Lobtio 4 Março de 1976

Fui à dias a Luanda, terra que não visitava há uns nove meses. Ida pela volta, que o serviço que me levou lá não tinha demora. Nesta curta detença não pude avaliar em profundeza a situação da cidade mas, pelo pouco que vi, fiquei com desoladora impressão.
O trânsito nas ruas baixou para menos da quinta parte do que era há um ano, tanto em viaturas quanto em peões. No centro, menos brancos em movimento do que no Lobito; se há mais (e há mais concerteza) estariam recolhidos.

Adergou tomar um elevador à hora de saída dos empregos. Servia um alto edifício de escritórios e, dos três existentes, só aquele (ainda) funcionava. Rapidamente se encheu em alguns andares. Da lotação de 18 pessoas, só eu e outro eram brancos; os restantes, pretos e alguns mulatos. Embora a amostragem seja pequena, dela pode, contudo, inferir-se quão poucos brancos já ali trabalham.
Nas ruas, como disse, muito pouca circulação; quase todo o comércio encerrado. No hotel onde me hospedei, antes atendido por pessoal branco, o serviço era agora prestado exclusivamente por pretos: na recepção, nos quartos, na sala de jantar, no bar. Mas, ainda menos eficientes, diga-se que faziam os possíveis por cumprir. Uma inovação: o serviço de mesa era em regime de meio "self-servise"; talvez por redução de pessoal, talvez por começo de eliminação de profissões consideradas no Leste europeu como subservientes.
O jantar (e o hotel era dos melhores) refletia a carência alimentar que já se vivia na cidade; em vez do anterior serviço "a la carte", uma única composição: sopa engrossada com farinha, um prato com duas sardinhas assadas guarnecidas com duas finas rodelas de batata, uma fatia de doce. Soube depois que a batata era um luxo quase inatíngivel; um amigo que ali vivia revelou-me que, desde há muitos meses, só comia peixe frito com arroz.
Depois do jantar (cerca das 9 horas da noite) dei uma volta a pé pelas imediações.
Raríssimos transeuntes. Silêncios de cidade morta. Numa avenida principal (dos Restauradores), teatro fechado, esplanadas fechadas; até a iluminação pública parecia mais silênciosa, como círios velando cadáveres; a contrastar, um pouco de alacridade muda dos anúncios luminosos (que ainda funcionam) em pregão póstumo do que já não existe.
E assim se me afigurou a actual capital de Angola.

No aeroporto um pouco melhor: aviões de transportes russos, "Migs" em repouso; viaturas com soldados cubanos cruzando as pistas agora pouco movimentadas.
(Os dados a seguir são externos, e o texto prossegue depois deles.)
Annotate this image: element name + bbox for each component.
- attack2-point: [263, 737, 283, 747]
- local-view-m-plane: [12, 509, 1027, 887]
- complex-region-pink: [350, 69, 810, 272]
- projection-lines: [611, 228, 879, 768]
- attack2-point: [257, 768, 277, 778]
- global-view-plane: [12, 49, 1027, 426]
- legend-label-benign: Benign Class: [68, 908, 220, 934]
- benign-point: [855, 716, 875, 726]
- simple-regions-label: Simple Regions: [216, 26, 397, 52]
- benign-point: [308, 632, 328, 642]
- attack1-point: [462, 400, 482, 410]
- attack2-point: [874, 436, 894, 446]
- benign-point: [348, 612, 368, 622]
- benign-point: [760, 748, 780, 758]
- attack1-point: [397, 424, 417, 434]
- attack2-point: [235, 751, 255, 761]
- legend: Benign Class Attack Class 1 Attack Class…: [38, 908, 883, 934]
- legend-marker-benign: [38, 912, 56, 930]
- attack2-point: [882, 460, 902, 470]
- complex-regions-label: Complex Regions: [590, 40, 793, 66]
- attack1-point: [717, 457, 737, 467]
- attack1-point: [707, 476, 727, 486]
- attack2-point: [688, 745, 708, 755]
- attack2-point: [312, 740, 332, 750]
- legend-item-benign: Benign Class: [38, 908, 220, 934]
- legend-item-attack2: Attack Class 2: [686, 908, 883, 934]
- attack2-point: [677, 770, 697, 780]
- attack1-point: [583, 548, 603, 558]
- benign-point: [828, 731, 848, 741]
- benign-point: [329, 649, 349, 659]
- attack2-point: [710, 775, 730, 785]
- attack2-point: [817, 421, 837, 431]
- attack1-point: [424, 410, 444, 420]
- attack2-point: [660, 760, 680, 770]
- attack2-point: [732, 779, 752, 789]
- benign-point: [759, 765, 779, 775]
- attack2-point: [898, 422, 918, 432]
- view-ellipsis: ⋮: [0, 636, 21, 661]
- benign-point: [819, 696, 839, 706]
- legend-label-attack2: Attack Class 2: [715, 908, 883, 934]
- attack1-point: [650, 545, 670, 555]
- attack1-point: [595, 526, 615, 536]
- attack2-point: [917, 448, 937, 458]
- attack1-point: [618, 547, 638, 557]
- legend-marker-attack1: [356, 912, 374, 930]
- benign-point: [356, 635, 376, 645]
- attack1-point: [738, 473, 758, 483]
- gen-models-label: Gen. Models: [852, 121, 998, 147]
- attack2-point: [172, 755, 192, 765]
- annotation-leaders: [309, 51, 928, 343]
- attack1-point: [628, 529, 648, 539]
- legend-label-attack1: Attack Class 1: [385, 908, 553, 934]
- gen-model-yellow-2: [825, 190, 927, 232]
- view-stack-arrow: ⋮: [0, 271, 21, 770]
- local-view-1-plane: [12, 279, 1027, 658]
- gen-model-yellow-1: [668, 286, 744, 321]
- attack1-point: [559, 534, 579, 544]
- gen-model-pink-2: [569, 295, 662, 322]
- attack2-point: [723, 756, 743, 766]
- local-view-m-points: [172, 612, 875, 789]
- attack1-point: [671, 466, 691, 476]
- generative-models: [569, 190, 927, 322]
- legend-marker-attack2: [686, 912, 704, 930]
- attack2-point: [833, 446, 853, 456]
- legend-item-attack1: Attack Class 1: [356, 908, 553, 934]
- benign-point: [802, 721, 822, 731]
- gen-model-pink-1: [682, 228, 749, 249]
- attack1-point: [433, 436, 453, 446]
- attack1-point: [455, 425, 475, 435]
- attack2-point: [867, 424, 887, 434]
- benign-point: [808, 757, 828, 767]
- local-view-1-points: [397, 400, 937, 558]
Nas entre-pistas, altos taludes de terra em forma de U para abrigo de aviões militares.
Contou-me um indivíduo que viveu em Luanda os meses cruciais do MPLA (de quem aliás é adepto), que, por duas vezes, este Movimento esteve prestes a sucumbir.
Da primeira, em Novembro, quando a FNLA esteve às portas de Luanda e tinha a cidade praticamente cercada; comandava as forças atacantes o ex-tenente-coronel do Exército português Santos e Castro. A defesa da cidade estava batida e desorganizada, e Santos e Castro preparava-se para rematar a luta com uma entrada vitoriosa à frente de suas tropas.
Porém, Holden Roberto, presidente do Movimento e Comandante em Chefe (virtual) das suas forças armadas não lho consentiu; mandou suspender o avanço para ser ele próprio (Holden) quem faria a entrada triunfal.
A demora foi-lhe fatal. Entretanto as forças do MPLA reorganizaram-se. Holden Roberto já não conseguiu avançar e teve que se contentar com o sonho do papel de herói. Assim me foi narrado.
O certo é que Santos e Castro foi logo demitido (ou demitiu-se) das funções de comando e, a partir daí, não mais a FNLA teve a iniciativa das operações.
A segunda vez ocorreu cerca do fim do ano, quando as tropas sulafricanas suspenderam voluntariamente o avanço sobre Luanda. Esses dias de paragem viraram o curso à história.

Luanda estaria, então, à mercê dos invasores que dispunham de notória superioridade de homens e material. O MPLA não deixou fugir a oportunidade.
Nesses dias estabeleceu-se intensa ponte aérea que, dia e noite, despejou em Luanda, oriundas de Cuba, maciças quantidades de soldados e armas com que, dias depois, abriu o ataque em direcção ao Norte.

Terá sido o começo do fim da FNLA e da UNITA.